Kent: 14 players on minimum wage would still bust Dogs’ cap
BULLDOGS fans are fuming at reports that club favourites David Klemmer and Moses Mbye could be forced out after this season but a breakdown of the club's salary cap position exposes just how dire roster management has got at Belmore.
NRL rules require every club to register 30 contracts with a minimum wage of $85,000 per season but even if Canterbury filled out their remaining 14 roster spots for 2019 with players on the minimum wage they would still bust the cap.
That's according to senior News Corp journalist Paul Kent who told NRL 360 on Wednesday night that the Bulldogs only have $800,000 to spend and 14 roster spots to fill to complete a squad for next season.
"The maths are it is impossible for the Bulldogs to put a side out next year of 30 players (if they don't release some contracted players).

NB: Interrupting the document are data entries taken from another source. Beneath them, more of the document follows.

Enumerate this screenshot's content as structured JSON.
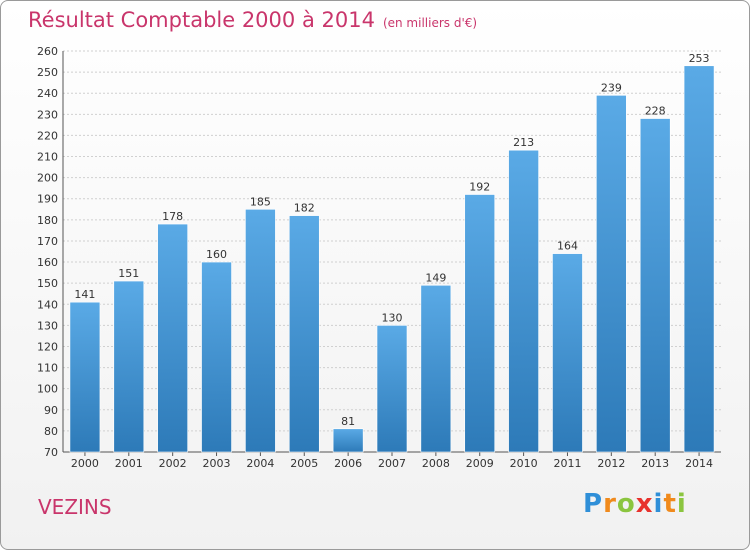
{
  "header": {
    "title": "Résultat Comptable 2000 à 2014",
    "unit": "(en milliers d'€)"
  },
  "footer": {
    "commune": "VEZINS",
    "logo_text": "Proxiti"
  },
  "colors": {
    "title": "#c9356b",
    "bar_top": "#5aaae6",
    "bar_bottom": "#2d7ab8"
  },
  "chart_data": {
    "type": "bar",
    "title": "Résultat Comptable 2000 à 2014",
    "subtitle": "(en milliers d'€)",
    "categories": [
      "2000",
      "2001",
      "2002",
      "2003",
      "2004",
      "2005",
      "2006",
      "2007",
      "2008",
      "2009",
      "2010",
      "2011",
      "2012",
      "2013",
      "2014"
    ],
    "values": [
      141,
      151,
      178,
      160,
      185,
      182,
      81,
      130,
      149,
      192,
      213,
      164,
      239,
      228,
      253
    ],
    "ylim": [
      70,
      260
    ],
    "ytick_step": 10,
    "grid": true
  }
}
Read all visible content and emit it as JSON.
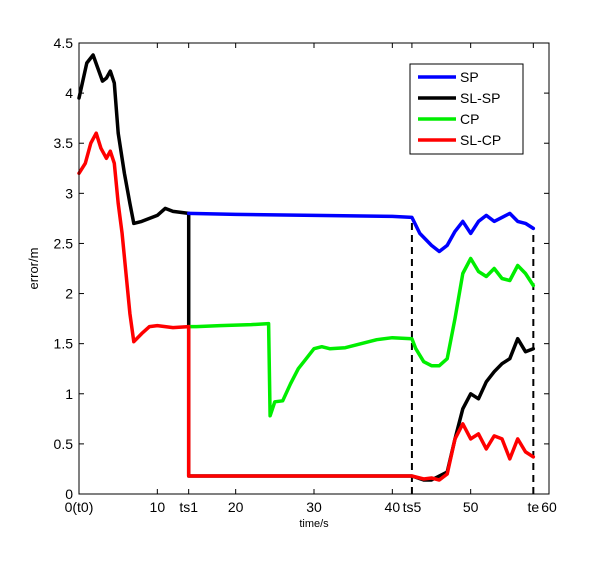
{
  "chart_data": {
    "type": "line",
    "title": "",
    "xlabel": "time/s",
    "ylabel": "error/m",
    "xlim": [
      0,
      60
    ],
    "ylim": [
      0,
      4.5
    ],
    "grid": false,
    "legend_position": "top-right",
    "x_ticks": [
      {
        "value": 0,
        "label": "0(t0)"
      },
      {
        "value": 10,
        "label": "10"
      },
      {
        "value": 14,
        "label": "ts1"
      },
      {
        "value": 20,
        "label": "20"
      },
      {
        "value": 30,
        "label": "30"
      },
      {
        "value": 40,
        "label": "40"
      },
      {
        "value": 42.5,
        "label": "ts5"
      },
      {
        "value": 50,
        "label": "50"
      },
      {
        "value": 58,
        "label": "te"
      },
      {
        "value": 60,
        "label": "60"
      }
    ],
    "y_ticks": [
      {
        "value": 0,
        "label": "0"
      },
      {
        "value": 0.5,
        "label": "0.5"
      },
      {
        "value": 1,
        "label": "1"
      },
      {
        "value": 1.5,
        "label": "1.5"
      },
      {
        "value": 2,
        "label": "2"
      },
      {
        "value": 2.5,
        "label": "2.5"
      },
      {
        "value": 3,
        "label": "3"
      },
      {
        "value": 3.5,
        "label": "3.5"
      },
      {
        "value": 4,
        "label": "4"
      },
      {
        "value": 4.5,
        "label": "4.5"
      }
    ],
    "vlines": [
      {
        "x": 42.5,
        "y": [
          0,
          2.75
        ],
        "style": "dashed"
      },
      {
        "x": 58,
        "y": [
          0,
          2.65
        ],
        "style": "dashed"
      }
    ],
    "series": [
      {
        "name": "SP",
        "color": "#0000ff",
        "points": [
          [
            14,
            2.8
          ],
          [
            20,
            2.79
          ],
          [
            30,
            2.78
          ],
          [
            40,
            2.77
          ],
          [
            42.5,
            2.76
          ],
          [
            43.5,
            2.6
          ],
          [
            45,
            2.48
          ],
          [
            46,
            2.42
          ],
          [
            47,
            2.48
          ],
          [
            48,
            2.62
          ],
          [
            49,
            2.72
          ],
          [
            50,
            2.6
          ],
          [
            51,
            2.72
          ],
          [
            52,
            2.78
          ],
          [
            53,
            2.72
          ],
          [
            54,
            2.76
          ],
          [
            55,
            2.8
          ],
          [
            56,
            2.72
          ],
          [
            57,
            2.7
          ],
          [
            58,
            2.65
          ]
        ]
      },
      {
        "name": "SL-SP",
        "color": "#000000",
        "points": [
          [
            0,
            3.95
          ],
          [
            1,
            4.3
          ],
          [
            1.8,
            4.38
          ],
          [
            2.4,
            4.25
          ],
          [
            3,
            4.12
          ],
          [
            3.5,
            4.15
          ],
          [
            4,
            4.22
          ],
          [
            4.5,
            4.1
          ],
          [
            5,
            3.6
          ],
          [
            5.8,
            3.2
          ],
          [
            6.5,
            2.9
          ],
          [
            7,
            2.7
          ],
          [
            8,
            2.72
          ],
          [
            10,
            2.78
          ],
          [
            11,
            2.85
          ],
          [
            12,
            2.82
          ],
          [
            14,
            2.8
          ],
          [
            14,
            0.18
          ],
          [
            16,
            0.18
          ],
          [
            20,
            0.18
          ],
          [
            30,
            0.18
          ],
          [
            40,
            0.18
          ],
          [
            42.5,
            0.18
          ],
          [
            44,
            0.14
          ],
          [
            45,
            0.14
          ],
          [
            46,
            0.18
          ],
          [
            47,
            0.22
          ],
          [
            48,
            0.55
          ],
          [
            49,
            0.85
          ],
          [
            50,
            1.0
          ],
          [
            51,
            0.95
          ],
          [
            52,
            1.12
          ],
          [
            53,
            1.22
          ],
          [
            54,
            1.3
          ],
          [
            55,
            1.35
          ],
          [
            56,
            1.55
          ],
          [
            57,
            1.42
          ],
          [
            58,
            1.45
          ]
        ]
      },
      {
        "name": "CP",
        "color": "#00ee00",
        "points": [
          [
            14,
            1.67
          ],
          [
            15,
            1.67
          ],
          [
            18,
            1.68
          ],
          [
            22,
            1.69
          ],
          [
            24.2,
            1.7
          ],
          [
            24.4,
            0.78
          ],
          [
            25,
            0.92
          ],
          [
            26,
            0.93
          ],
          [
            27,
            1.1
          ],
          [
            28,
            1.25
          ],
          [
            29,
            1.35
          ],
          [
            30,
            1.45
          ],
          [
            31,
            1.47
          ],
          [
            32,
            1.45
          ],
          [
            34,
            1.46
          ],
          [
            36,
            1.5
          ],
          [
            38,
            1.54
          ],
          [
            40,
            1.56
          ],
          [
            42.5,
            1.55
          ],
          [
            43,
            1.45
          ],
          [
            44,
            1.32
          ],
          [
            45,
            1.28
          ],
          [
            46,
            1.28
          ],
          [
            47,
            1.35
          ],
          [
            48,
            1.75
          ],
          [
            49,
            2.2
          ],
          [
            50,
            2.35
          ],
          [
            51,
            2.22
          ],
          [
            52,
            2.17
          ],
          [
            53,
            2.25
          ],
          [
            54,
            2.15
          ],
          [
            55,
            2.13
          ],
          [
            56,
            2.28
          ],
          [
            57,
            2.2
          ],
          [
            58,
            2.08
          ]
        ]
      },
      {
        "name": "SL-CP",
        "color": "#ff0000",
        "points": [
          [
            0,
            3.2
          ],
          [
            0.8,
            3.3
          ],
          [
            1.5,
            3.5
          ],
          [
            2.2,
            3.6
          ],
          [
            2.8,
            3.45
          ],
          [
            3.5,
            3.35
          ],
          [
            4,
            3.42
          ],
          [
            4.5,
            3.3
          ],
          [
            5,
            2.9
          ],
          [
            5.5,
            2.6
          ],
          [
            6,
            2.2
          ],
          [
            6.5,
            1.8
          ],
          [
            7,
            1.52
          ],
          [
            8,
            1.6
          ],
          [
            9,
            1.67
          ],
          [
            10,
            1.68
          ],
          [
            12,
            1.66
          ],
          [
            14,
            1.67
          ],
          [
            14,
            0.18
          ],
          [
            16,
            0.18
          ],
          [
            20,
            0.18
          ],
          [
            30,
            0.18
          ],
          [
            40,
            0.18
          ],
          [
            42.5,
            0.18
          ],
          [
            44,
            0.15
          ],
          [
            45,
            0.16
          ],
          [
            46,
            0.14
          ],
          [
            47,
            0.2
          ],
          [
            48,
            0.55
          ],
          [
            49,
            0.7
          ],
          [
            50,
            0.55
          ],
          [
            51,
            0.6
          ],
          [
            52,
            0.45
          ],
          [
            53,
            0.58
          ],
          [
            54,
            0.55
          ],
          [
            55,
            0.35
          ],
          [
            56,
            0.55
          ],
          [
            57,
            0.42
          ],
          [
            58,
            0.37
          ]
        ]
      }
    ]
  }
}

It's impossible," Kent said.
"They are 14 players off contract at the end of this season.
"Which, by the time those 14 players are taken out but the remaining 16 players qualify for next year's contracts, some of which contain back-ended deals, they have $800,000 left in the cap, to spend on 14 players.
"Now the minimum wage is $85,000. $85,000 spread across 14 players comes to $1.19 million.
"So therefore you're still $390,000 over the cap even if you pay all 14 players you need to have on your roster minimum wage."
It's a frightening reality for the Bulldogs to face and it explains why they must convince rival clubs to take some of their stars off their hands.
For argument's sake, if Canterbury got the full 2019 salaries of Mbye and Klemmer off their books it would give them roughly an extra $1.6 million to play with on top of the $800,000 currently available to them.
Even then they would have to secure 16 players on an average of $150,000 per man, which is very much at the lower end of the salary ladder in clubland.
It's why Klemmer, a player who lives and breathes the Bulldogs, didn't slam the door shut on an off-season move when he was asked about it earlier this week.
After saying: "I'm contracted here at the moment and I could never see myself leaving, I love the club," Klemmer added the caveat that "it is a business and if you get the tap so be it".
What many Bulldogs fans don't understand is why you would be shopping around your best players when there are others on big salaries who aren't performing well.
The reason for this is that other NRL clubs are unlikely to agree to take on the majority of a player's high salary if that player isn't performing or in demand.
The Bulldogs have run out of room to negotiate.
"What's unpalatable for Canterbury is that unfortunately, and the fans are going to be hurt by this, but every player has to be on the market," Kent said.
"They can't just find the guys that they want to get rid of, that don't provide value for money anymore because no club is going to want them or want to take part of their salary."
Salary cap dramas have followed Aaron Woods around, with the Wests Tigers spending most of his career there in the doldrums due to an unbalanced roster.
This season for the first time the Tigers have started to emerge from the mire but Woods and his hefty salary have contributed to a new crisis at Belmore.
The NSW and Australia rep was grilled over this irony by media on Thursday morning but he said all the players could do was take care of business on the field.
"As a playing group we get together and the best thing for us to do is play footy," Woods said.
"All the other stuff's out of our control, it's for the people upstairs. We don't get involved in that. All we can control is what we do on the field and that's our job."